Die Kapelle wurde 1981 offiziell für ihren Wert des Erbes anerkannt, als sie in das Inventar historischer Denkmäler aufgenommen wurde. Dieses Ranking unterstreicht seine Bedeutung in der lokalen religiösen und architektonischen Landschaft, trotz seines erniedrigten Zustands. Heute bleibt es ein Ort der Erinnerung, vor allem am Fest der Heiligen Como und Damien, gefeiert jeden 26. September von der lokalen Gemeinde.
Verfügbare Quellen, wie Wikipedia und Monumentum, zeigen, dass die Kapelle genau auf 5677 Chemin de Saint-Côme in der Gemeinde La Cadière-d'Azur liegt. Sein Kadastre (Parks C 94 und 95) und seine Inschrift als historische Denkmäler machen es zu einem geschützten Ort, verwaltet unter der Aufsicht der DRAC Provence-Alpes-Côte d'Azur. Keine Informationen über Sponsoren oder Handwerker, die an der Konstruktion oder Transformation beteiligt sind.

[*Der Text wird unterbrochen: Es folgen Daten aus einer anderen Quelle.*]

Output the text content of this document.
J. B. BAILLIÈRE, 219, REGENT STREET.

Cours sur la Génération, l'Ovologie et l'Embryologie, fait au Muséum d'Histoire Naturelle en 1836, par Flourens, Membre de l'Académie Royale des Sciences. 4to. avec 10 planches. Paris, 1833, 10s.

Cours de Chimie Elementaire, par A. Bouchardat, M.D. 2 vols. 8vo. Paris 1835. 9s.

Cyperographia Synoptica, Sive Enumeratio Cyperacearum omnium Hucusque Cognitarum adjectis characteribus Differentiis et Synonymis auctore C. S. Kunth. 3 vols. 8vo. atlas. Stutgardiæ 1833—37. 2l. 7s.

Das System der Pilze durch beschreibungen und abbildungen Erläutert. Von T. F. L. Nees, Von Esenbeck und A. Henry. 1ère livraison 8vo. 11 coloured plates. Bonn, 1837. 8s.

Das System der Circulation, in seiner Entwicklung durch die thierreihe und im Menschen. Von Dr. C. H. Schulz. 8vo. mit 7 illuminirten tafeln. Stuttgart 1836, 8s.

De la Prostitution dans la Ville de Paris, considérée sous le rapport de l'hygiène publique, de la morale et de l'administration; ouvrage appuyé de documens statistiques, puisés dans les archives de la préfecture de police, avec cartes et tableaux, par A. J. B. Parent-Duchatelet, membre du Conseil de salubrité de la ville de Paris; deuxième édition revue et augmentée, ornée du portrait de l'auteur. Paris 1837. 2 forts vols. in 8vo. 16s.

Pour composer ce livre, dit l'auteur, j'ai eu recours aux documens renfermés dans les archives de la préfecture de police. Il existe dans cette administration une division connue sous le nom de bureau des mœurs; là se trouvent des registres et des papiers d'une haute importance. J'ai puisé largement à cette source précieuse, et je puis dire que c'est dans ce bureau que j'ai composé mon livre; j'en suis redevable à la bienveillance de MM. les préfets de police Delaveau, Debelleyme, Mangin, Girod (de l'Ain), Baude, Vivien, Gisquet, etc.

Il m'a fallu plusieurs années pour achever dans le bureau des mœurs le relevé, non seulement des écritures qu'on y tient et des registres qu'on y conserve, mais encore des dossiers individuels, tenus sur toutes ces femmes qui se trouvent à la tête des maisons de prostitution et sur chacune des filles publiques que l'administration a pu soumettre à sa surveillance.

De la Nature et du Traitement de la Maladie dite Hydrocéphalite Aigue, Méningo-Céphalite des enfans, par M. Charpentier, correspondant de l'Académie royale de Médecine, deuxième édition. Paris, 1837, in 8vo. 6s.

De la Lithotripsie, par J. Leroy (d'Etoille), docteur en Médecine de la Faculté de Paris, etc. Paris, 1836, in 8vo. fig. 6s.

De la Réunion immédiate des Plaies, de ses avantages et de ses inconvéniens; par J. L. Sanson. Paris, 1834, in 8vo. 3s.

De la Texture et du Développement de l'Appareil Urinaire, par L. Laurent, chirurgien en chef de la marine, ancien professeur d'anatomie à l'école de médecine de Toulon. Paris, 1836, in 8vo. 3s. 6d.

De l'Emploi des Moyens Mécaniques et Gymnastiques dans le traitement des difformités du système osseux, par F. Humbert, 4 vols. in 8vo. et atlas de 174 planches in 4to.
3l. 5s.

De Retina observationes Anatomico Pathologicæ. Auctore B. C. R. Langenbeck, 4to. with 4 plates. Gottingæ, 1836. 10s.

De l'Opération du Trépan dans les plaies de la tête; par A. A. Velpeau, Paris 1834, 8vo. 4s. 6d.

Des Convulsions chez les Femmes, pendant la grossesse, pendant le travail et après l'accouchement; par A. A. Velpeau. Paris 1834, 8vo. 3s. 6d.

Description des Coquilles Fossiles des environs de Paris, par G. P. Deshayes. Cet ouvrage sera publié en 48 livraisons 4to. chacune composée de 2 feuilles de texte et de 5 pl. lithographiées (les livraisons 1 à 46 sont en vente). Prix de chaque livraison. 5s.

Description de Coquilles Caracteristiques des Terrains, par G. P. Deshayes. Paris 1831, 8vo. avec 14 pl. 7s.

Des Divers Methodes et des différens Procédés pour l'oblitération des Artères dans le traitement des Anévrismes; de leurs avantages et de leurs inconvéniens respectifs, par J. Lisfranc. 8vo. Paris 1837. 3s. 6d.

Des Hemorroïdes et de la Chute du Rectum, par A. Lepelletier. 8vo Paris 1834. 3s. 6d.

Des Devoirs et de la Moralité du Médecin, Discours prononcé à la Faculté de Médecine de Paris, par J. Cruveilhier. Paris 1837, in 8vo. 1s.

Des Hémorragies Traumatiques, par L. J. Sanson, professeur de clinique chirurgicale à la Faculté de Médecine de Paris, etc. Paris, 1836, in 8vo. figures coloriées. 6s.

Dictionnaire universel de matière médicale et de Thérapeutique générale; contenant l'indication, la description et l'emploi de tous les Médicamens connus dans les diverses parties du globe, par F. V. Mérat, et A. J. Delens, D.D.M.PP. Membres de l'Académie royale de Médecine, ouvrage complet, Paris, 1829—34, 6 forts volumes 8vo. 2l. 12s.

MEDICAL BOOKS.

Der historische Kontext der Region zu diesen Zeiten war im fünften Jahrhundert durch die fortschreitende Christenisierung der römischen Provence gekennzeichnet, und dann, im vierzehnten Jahrhundert, durch eine Zeit des Wiederaufbaus und der Bestätigung der lokalen Mächte, oft mit der Kirche verbunden. Ländliche Kapellen, wie Saint-Côme-et-Saint-Damien, spielten eine zentrale Rolle im geistigen und sozialen Leben der Gemeinschaften, dienen als Orte der Anbetung, Versammlung und manchmal Zuflucht. Ihre Architektur, oft bescheiden, reflektiert lokale Ressourcen und Know-how.
Die Abwesenheit von Details über die präzise Nutzung dieser Kapelle über die Jahrhunderte deutet auf eine hauptsächlich religiöse Berufung, mit möglicherweise Nebenfunktionen wie einladende Pilger oder krank, Saints Como und Damien werden traditionell als Patronen von Ärzten aufgerufen. Heute, seine Ad-hoc-Eröffnung für Büros, wie die Messe vom 26. September, bedauert diesen Zusammenhang zwischen Kultur und Kultur.

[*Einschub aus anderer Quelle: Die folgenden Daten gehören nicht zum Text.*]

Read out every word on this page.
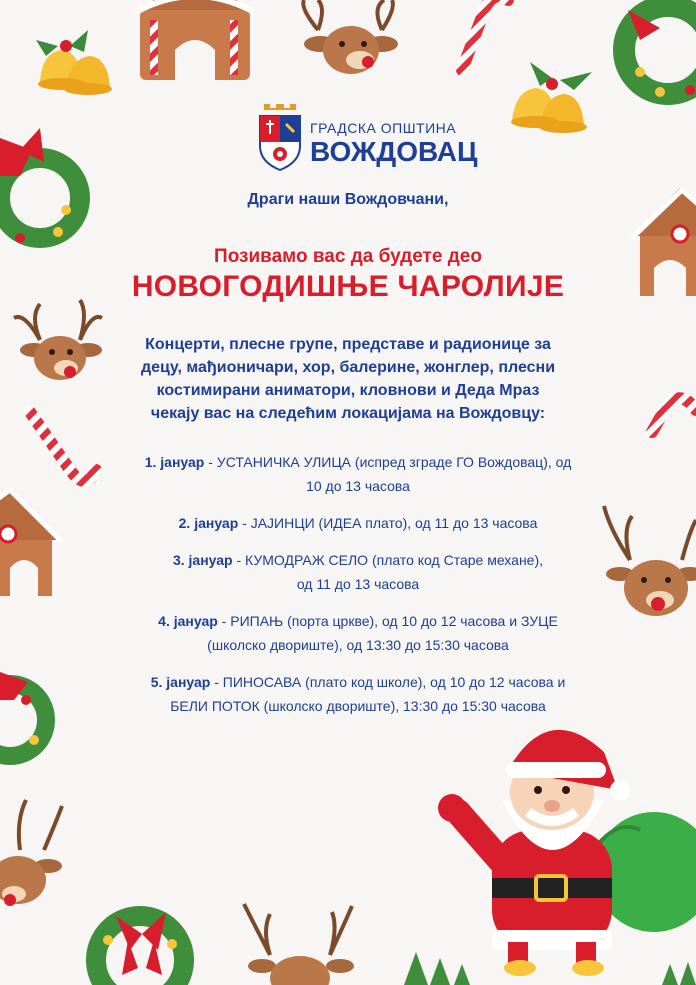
ГРАДСКА ОПШТИНА
ВОЖДОВАЦ
Драги наши Вождовчани,
Позивамо вас да будете део
НОВОГОДИШЊЕ ЧАРОЛИЈЕ
Концерти, плесне групе, представе и радионице за
децу, мађионичари, хор, балерине, жонглер, плесни
костимирани аниматори, кловнови и Деда Мраз
чекају вас на следећим локацијама на Вождовцу:
1. јануар - УСТАНИЧКА УЛИЦА (испред зграде ГО Вождовац), од
10 до 13 часова
2. јануар - ЈАЈИНЦИ (ИДЕА плато), од 11 до 13 часова
3. јануар - КУМОДРАЖ СЕЛО (плато код Старе механе),
од 11 до 13 часова
4. јануар - РИПАЊ (порта цркве), од 10 до 12 часова и ЗУЦЕ
(школско двориште), од 13:30 до 15:30 часова
5. јануар - ПИНОСАВА (плато код школе), од 10 до 12 часова и
БЕЛИ ПОТОК (школско двориште), 13:30 до 15:30 часова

Schließlich erwähnen die verfügbaren Daten keine historischen Zeichen, die speziell mit diesem Denkmal verbunden sind. Die Quellen konzentrieren sich auf ihren Standort, seinen Schutz und seine aktuelle Rolle im lokalen Leben, ohne jegliche Anekdoten oder bedeutende Ereignisse zu erwähnen, die für seine Geschichte spezifisch sind. Die Kapelle bleibt somit ein diskretes, aber bedeutendes Symbol des religiösen Erbes des Landes.